"He was always a brave laddie," he said, and his face was wet with tears.

Cary raised the hand she was holding and pressed it to her cheek, and she held it there—brown and thin and heavily veined—against the delicate texture, and caressed it in the way that women have.

"He was a great soul. I always knew it! I—always—knew—it—" she told them brokenly.

"He was a Briton," said the old officer of the Empire. "I didn't always understand him—I blamed him for doing an orderly's work. I'm proud of him—but if it had been anything but the cholera—I saw it once myself in Bombay; I ran away from it—" he raised his head, "anything but that! But—I'm proud of him!"

Stewart still stood by the oriel window leaning against his arm flung over his head, and he was crying—hardly and bitterly as a man cries. The stillness of the outside world increased.
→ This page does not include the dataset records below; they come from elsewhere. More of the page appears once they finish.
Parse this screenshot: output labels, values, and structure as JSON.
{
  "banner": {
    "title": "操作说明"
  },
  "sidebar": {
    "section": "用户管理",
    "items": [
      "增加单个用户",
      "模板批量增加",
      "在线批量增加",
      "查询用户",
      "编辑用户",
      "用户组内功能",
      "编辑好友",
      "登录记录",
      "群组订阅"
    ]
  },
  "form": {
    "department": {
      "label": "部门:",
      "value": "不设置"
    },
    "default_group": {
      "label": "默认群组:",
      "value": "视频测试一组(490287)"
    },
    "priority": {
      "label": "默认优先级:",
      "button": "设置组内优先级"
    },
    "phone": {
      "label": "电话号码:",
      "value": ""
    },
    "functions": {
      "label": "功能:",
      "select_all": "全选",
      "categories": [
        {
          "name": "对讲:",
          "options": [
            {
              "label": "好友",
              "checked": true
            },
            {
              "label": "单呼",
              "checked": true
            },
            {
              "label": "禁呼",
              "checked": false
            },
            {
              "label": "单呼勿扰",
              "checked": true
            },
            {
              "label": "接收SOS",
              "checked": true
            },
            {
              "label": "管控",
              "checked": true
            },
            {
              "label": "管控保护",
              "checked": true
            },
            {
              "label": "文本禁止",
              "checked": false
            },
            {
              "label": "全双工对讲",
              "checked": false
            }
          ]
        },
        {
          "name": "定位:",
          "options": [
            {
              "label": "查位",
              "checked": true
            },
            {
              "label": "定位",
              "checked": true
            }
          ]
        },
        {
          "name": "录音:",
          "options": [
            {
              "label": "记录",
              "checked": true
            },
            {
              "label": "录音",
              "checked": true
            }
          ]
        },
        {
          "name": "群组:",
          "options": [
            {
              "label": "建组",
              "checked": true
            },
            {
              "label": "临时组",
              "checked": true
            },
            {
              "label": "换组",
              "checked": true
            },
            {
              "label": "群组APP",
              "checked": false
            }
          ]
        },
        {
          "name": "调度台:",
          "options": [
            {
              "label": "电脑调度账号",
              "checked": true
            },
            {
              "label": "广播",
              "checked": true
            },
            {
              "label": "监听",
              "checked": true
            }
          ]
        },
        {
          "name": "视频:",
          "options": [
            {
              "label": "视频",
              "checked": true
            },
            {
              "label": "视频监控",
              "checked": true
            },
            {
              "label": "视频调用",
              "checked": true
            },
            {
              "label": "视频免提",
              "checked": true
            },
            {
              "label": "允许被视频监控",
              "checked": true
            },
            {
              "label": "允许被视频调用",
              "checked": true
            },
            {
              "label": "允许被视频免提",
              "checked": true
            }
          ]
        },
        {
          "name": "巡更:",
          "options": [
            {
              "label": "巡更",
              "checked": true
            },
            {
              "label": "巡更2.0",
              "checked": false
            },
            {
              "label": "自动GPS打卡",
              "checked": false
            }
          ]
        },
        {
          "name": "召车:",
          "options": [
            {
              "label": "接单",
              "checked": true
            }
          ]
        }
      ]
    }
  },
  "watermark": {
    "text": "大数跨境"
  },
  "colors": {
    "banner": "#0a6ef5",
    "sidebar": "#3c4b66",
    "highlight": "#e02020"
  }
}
The sun crept into the corner of the room.

"I can't quite take it in—" said the old man slowly, looking past the girl to a far-off field of thistle and staring at the purplish bloom. "It's hard to think of Robert—gone!"

And then:

"I can't think of the rest—the details—" he clenched his hands fiercely, "the pain—the thirst—" and his eyes came back to Cary. "There! There! There's something about it all that we can't understand, I fancy, but there is the honor—that thing which does not perish with the using!"

He turned abruptly, and when Cary, half fearful for him, would have followed, he motioned her away, and went out alone on the back terrace.

Stewart had not moved from the window, and Cary went and stood beside him, gravely looking out at the sunlight shifting on the lawn. She did not say anything, but as though conscious that they were alone, he spoke, his face still hidden on his arm.